Mais, étonnamment, un certain nombre de dirigeants juifs ont critiqué aussi; publiquement Netanyahu. Abe Foxman, directeur national de l'Anti-Defamation League, est allé jusqu'à décrire la question comme un « cirque » et a appelé le Président John Boehner "de retirer" l'invitation à Netanyahu. Il a été suivi par le rabbin Rick Jacobs du mouvement réformiste, qui a dit que le discours de Netanyahu était « une mauvaise idée » et l'exhorte "à serrer les dents et à reporter son discours" ou qu'il ferait « d'Israël une question partisane. »

C'était scandaleux. Qui a mandaté Foxman et Jacobs pour contester la décision du premier ministre israélien d'interjeter appel permettant à l'Etat terroriste iranien qu'il ne devienne un Etat nucléaire — un acte d'apaisement qui serait comme les concessions du nain Chamberlain à Hitler à Munich ? L'effort ultérieur de Foxman de modifier son explosion en condamnant "l'Incendiaire et répugnante campagne" de J Street contre Netanyahou n'amoindrit pas le dommage qu'il a causé.

Jacobs et Foxman peuvent se convaincre eux-mêmes qu'en cherchant à éviter un conflit avec leur Président, ils agissaient sur le côté angélique.
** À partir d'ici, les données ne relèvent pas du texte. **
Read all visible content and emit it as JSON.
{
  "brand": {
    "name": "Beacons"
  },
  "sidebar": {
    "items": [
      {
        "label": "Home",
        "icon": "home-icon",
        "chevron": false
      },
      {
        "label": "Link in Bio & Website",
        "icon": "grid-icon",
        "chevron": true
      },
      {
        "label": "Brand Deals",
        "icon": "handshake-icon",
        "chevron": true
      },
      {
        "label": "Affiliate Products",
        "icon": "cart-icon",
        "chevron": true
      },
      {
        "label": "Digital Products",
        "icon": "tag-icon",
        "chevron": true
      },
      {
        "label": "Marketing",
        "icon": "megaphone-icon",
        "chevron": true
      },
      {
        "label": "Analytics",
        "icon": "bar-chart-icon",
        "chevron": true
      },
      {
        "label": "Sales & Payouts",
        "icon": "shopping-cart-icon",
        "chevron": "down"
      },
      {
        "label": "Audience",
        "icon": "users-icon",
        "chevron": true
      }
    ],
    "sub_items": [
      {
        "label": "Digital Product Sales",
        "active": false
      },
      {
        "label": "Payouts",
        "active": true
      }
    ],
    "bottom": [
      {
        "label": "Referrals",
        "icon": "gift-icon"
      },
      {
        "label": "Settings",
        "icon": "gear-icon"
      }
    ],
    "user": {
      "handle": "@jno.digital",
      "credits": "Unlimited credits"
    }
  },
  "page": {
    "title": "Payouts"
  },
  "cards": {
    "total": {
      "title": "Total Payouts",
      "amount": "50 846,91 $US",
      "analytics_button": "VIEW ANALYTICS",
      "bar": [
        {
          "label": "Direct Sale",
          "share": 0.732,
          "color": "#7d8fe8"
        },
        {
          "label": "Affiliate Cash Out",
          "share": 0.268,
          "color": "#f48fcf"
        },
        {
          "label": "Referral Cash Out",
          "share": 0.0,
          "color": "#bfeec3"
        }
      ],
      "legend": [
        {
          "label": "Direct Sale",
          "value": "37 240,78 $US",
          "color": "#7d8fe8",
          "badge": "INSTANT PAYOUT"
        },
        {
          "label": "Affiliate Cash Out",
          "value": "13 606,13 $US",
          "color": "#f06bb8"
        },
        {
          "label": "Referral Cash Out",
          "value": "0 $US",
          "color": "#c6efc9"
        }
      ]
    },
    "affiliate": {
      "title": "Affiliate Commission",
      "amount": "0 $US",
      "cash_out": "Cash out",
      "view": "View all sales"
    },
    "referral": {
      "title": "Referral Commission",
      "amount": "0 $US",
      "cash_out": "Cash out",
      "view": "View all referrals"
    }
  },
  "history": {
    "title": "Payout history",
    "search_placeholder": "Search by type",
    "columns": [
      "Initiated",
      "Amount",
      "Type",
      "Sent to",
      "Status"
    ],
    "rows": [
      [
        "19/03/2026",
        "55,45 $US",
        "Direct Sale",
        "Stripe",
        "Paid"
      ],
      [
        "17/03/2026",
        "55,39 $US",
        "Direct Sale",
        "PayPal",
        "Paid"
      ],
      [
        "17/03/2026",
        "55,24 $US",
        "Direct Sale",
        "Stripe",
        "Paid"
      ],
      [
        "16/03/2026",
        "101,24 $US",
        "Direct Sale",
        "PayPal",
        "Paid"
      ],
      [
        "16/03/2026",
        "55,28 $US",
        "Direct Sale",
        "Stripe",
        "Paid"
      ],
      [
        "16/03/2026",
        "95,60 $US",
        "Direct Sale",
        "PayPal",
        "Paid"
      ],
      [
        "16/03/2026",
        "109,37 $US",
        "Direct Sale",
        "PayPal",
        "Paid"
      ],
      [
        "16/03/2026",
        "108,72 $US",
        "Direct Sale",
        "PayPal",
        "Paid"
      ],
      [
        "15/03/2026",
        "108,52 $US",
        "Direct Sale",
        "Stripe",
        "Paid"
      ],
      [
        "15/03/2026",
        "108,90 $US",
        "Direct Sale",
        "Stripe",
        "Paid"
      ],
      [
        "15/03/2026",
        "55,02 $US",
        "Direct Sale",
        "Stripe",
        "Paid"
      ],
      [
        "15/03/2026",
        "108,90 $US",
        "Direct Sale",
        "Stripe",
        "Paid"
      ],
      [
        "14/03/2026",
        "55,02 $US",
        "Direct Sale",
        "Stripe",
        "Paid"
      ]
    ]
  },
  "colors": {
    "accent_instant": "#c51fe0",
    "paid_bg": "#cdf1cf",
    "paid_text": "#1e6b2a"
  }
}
Il a été laissé à la belliciste Zionist Organization of America de condamner amèrement leur intervention et de faire des parallèles entre leur comportement et celui du rabbin Stephen Wise, qui, en 1944, avait exhorté les dirigeants juifs de cesser de faire pression sur la Maison Blanche pour qu'elle intervienne en faveur des Juifs en Europe afin de ne pas embarrasser D. Franklin Roosevelt.

Aujourd'hui, Netanyahu est désespérément attrayant pour le monde entier pour prévenir un mal apocalyptique de l'État terroriste islamique, qui veut la destruction d'Israël, et qui veut devenir une puissance nucléaire. Foxman et Jacobs semblent encore plus soucieux d'apaiser leur président. En faisant ces déclarations négatives, c'est eux qui ont transformé cela en une question partisane et l'énorme satisfaction des mollahs iraniens qui sans aucun doute apprécient leurs efforts. Honte à eux !

Il n'est pas surprenant, que la Maison Blanche ait exploité ces explosions comme moyen d'encouragement pour les Démocrates à boycotter l'allocution. Le président verse des larmes de crocodile déplorant qu'Israël allait devenir une question partisane. Idéalement, le vice-président Joe Biden a annoncé qu'il serait hors du pays et sera dans l'impossibilité d'assister au discours. Encore très peu de Démocrates ont indiqué qu'ils seraient absents eux-mêmes. Alors qu'avec un malheureux timing, le leader démocrate de la chambre Nancy Pelosi a déclaré qu'elle assisterait et a rejeté les appels au boycott. Le Réprésentant de NY Eliot Engel, le principal démocrate du Comité des affaires étrangères de la chambre, a aussi clairement dit qu'il voulait entendre ce que Nétanyahou avait à dire.

Il y a en fait une prise de conscience croissante que le projet d'opération de Obama représente une capitulation aux Iraniens. Ce qui étaient considérées jusqu'alors comme des accusations qu'Obama n'abandonnait les alliés traditionnels des Etats-Unis afin de conclure une alliance avec les Iraniens, est devenue une véritable préoccupation.

Le discours de Netanyahu depuis la plate-forme du Congrès américain sera apprécié sans aucun doute de l'exposition médiatique massive et pourra apporter la pression publique sur le P5 + 1 pays de s'abstenir de commettre un acte qui aurait des conséquences terribles non seulement pour Israël mais pour le monde entier.

Ceux qui se sont engagés de vaincre la menace du fondamentalisme islamique et préserver le bien-être de l'Etat juif devraient prier que Netanyahou réussisse dans ses efforts.